Antonio García Cervigón
La venta de libros desciende con la llegada del estío. La apreciación nos llega vía libreros y quiosqueros. Ahora lo que se lleva son los pasatiempos y alguna noticia que se desmarque de la solemnidad, además de que los intereses de los lectores de periódicos están marcados por la vuelta de la Liga de fútbol. Por ello, proseguimos con las muestras pintorescas encerradas en la historia de nuestra Lírica.
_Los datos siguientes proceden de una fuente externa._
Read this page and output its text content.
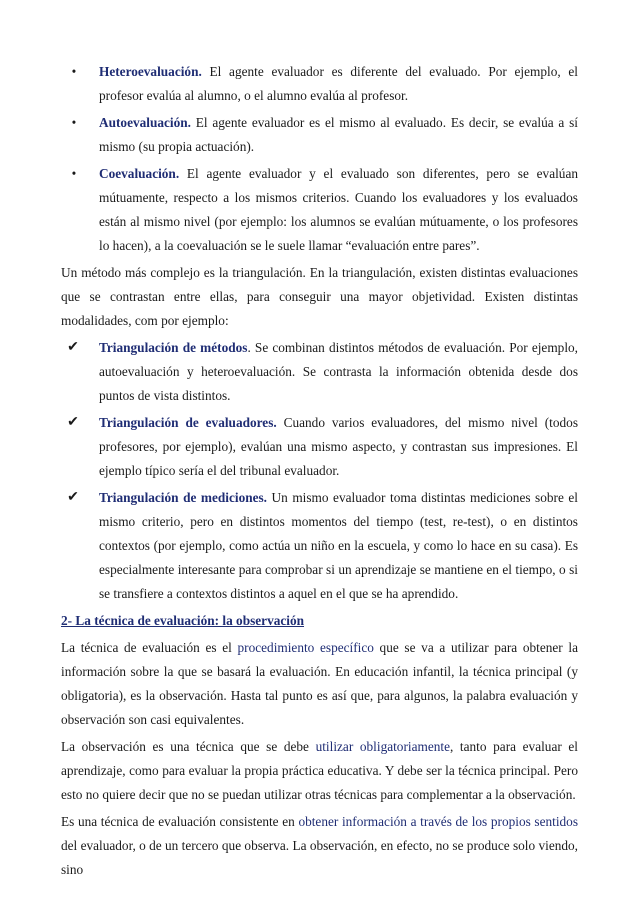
• Heteroevaluación. El agente evaluador es diferente del evaluado. Por ejemplo, el profesor evalúa al alumno, o el alumno evalúa al profesor.
• Autoevaluación. El agente evaluador es el mismo al evaluado. Es decir, se evalúa a sí mismo (su propia actuación).
• Coevaluación. El agente evaluador y el evaluado son diferentes, pero se evalúan mútuamente, respecto a los mismos criterios. Cuando los evaluadores y los evaluados están al mismo nivel (por ejemplo: los alumnos se evalúan mútuamente, o los profesores lo hacen), a la coevaluación se le suele llamar “evaluación entre pares”.

Un método más complejo es la triangulación. En la triangulación, existen distintas evaluaciones que se contrastan entre ellas, para conseguir una mayor objetividad. Existen distintas modalidades, com por ejemplo:

✔ Triangulación de métodos. Se combinan distintos métodos de evaluación. Por ejemplo, autoevaluación y heteroevaluación. Se contrasta la información obtenida desde dos puntos de vista distintos.
✔ Triangulación de evaluadores. Cuando varios evaluadores, del mismo nivel (todos profesores, por ejemplo), evalúan una mismo aspecto, y contrastan sus impresiones. El ejemplo típico sería el del tribunal evaluador.
✔ Triangulación de mediciones. Un mismo evaluador toma distintas mediciones sobre el mismo criterio, pero en distintos momentos del tiempo (test, re-test), o en distintos contextos (por ejemplo, como actúa un niño en la escuela, y como lo hace en su casa). Es especialmente interesante para comprobar si un aprendizaje se mantiene en el tiempo, o si se transfiere a contextos distintos a aquel en el que se ha aprendido.

2- La técnica de evaluación: la observación

La técnica de evaluación es el procedimiento específico que se va a utilizar para obtener la información sobre la que se basará la evaluación. En educación infantil, la técnica principal (y obligatoria), es la observación. Hasta tal punto es así que, para algunos, la palabra evaluación y observación son casi equivalentes.

La observación es una técnica que se debe utilizar obligatoriamente, tanto para evaluar el aprendizaje, como para evaluar la propia práctica educativa. Y debe ser la técnica principal. Pero esto no quiere decir que no se puedan utilizar otras técnicas para complementar a la observación.

Es una técnica de evaluación consistente en obtener información a través de los propios sentidos del evaluador, o de un tercero que observa. La observación, en efecto, no se produce solo viendo, sino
Vean.
Se cuenta que en la quincuagésima representación de La rosa del azafrán en el madrileño Teatro Calderón, el ilustre solanero Francisco García-Catalán leyó en el intermedio de la obra un vibrante mensaje que tituló: ‘De Villa a Villa, de La Solana a Madrid’, en el que habló de La Mancha, del Quijote y de Cervantes. El brillante discurso del polémico abogado que aparece en la obra como ‘Paco el Gafa, la persona más lince del pueblo’, produjo una extraordinaria impresión en el auditorio que jaleó y ovacionó con reiteración su espléndida reflexión. Tantas fueron las muestras de agrado que hasta algunos componentes de la embajada solanera se levantaron de sus asientos y hacían saludos reverenciales hacia los espectadores. De aquella fecha sólo quedan dos mujeres para contarlo: Adela del Rey Campillo en La Solana y Maruja Romero, hija del autor del libreto, en Madrid.
La anécdota que sigue, referida a vestuario, nos la relató en vida Federico Romero. La cantante Felisa Herrero, que dio vida al personaje de Sagrario, lució un traje y un peinado, reproducciones exactas del único retrato que tenían de su abuela Araceli Briones, fallecida de sobreparto cuando nació el padre del autor; de esta manera quisieron rendirle un homenaje a su memoria. Por su parte, los decorados exhibidos en los distintos actos de la obra fueron recogidos del patio de la casa solariega y de labranza en la que vivió largas temporadas Federico Rimero, y de los exteriores del casco urbano de la Villa de la Zarzuela, entre ellos, la estampa majestuosa de la esbelta torre de Santa Catalina.
Otra: cuando los autores de la obra (Romero, Fernández Shaw y Jacinto Guerrero) recalaron en La Solana para realizar anotaciones de bailes y cantares y otras de las costumbres y tradiciones propias del lugar; en una pausa se acercaron a descansar al casino La Unión. A esas horas el espacioso salón se encontraba vacío. El compositor es invitado a tocar el piano y accede con la llaneza y simpatía que le caracterizaba. A petición de los oyentes toca fragmentos de sus obras más conocidas y las canta con un hilo de voz pero con expresión admirable. Diez, quince, veinte y hasta treinta piezas. Las palmas echan humo. Poco a poco se va llenando el salón. A la media hora el centro de recreo se había convertido en un hervidero de gente que aclamaba al músico. El espontáneo recital se había prolongado hasta la media noche.
A esas horas, cuando se dirigían a descansar, perciben una escena pintoresca sobre el eterno tema del amor. Un mozo baja cantando por la calle Borja, ‘al hombro lleva una larga escalera y una manta de batán. Va a hablar con la novia que tiene la ventana en piso alto’, ¿les suena ahora el fragmento de ‘la escalera’? Cerramos las anécdotas de nuestra singular zarzuela, con la narrada hace días por Jesús Reguillo con su proverbial talento. Ocurrió cuando la zarzuela La rosa del azafrán viajó a la villa que la inspiró. La mayoría del elenco estaba formado por los mismos cantantes y actores, salvo el barítono Emilio Sagi Barba, que fue sustituido por el afamado Marcos Redondo. El 24 de julio de 1930, hacía un frío que pelaba. El papel de las dos funciones se había agotado. El barítono, viendo que la noche inclemente podría hacer daño a sus cuerdas vocales, hizo ver a los empresarios las dificultades que entrañaba cantar dos veces seguidas el recio papel de Juan Pedro. Con una pistola que salió de alguna funda encañonaron al cantante que le faltó decir que no sólo cantaba las dos funciones sino también La Traviata. Las desdichas siguieron cebándose con el susodicho, porque las fondas y hospederías estaban de bote en bote, y tuvo que pasar la noche en un diván del Casino La Unión. ¡Qué tiempos!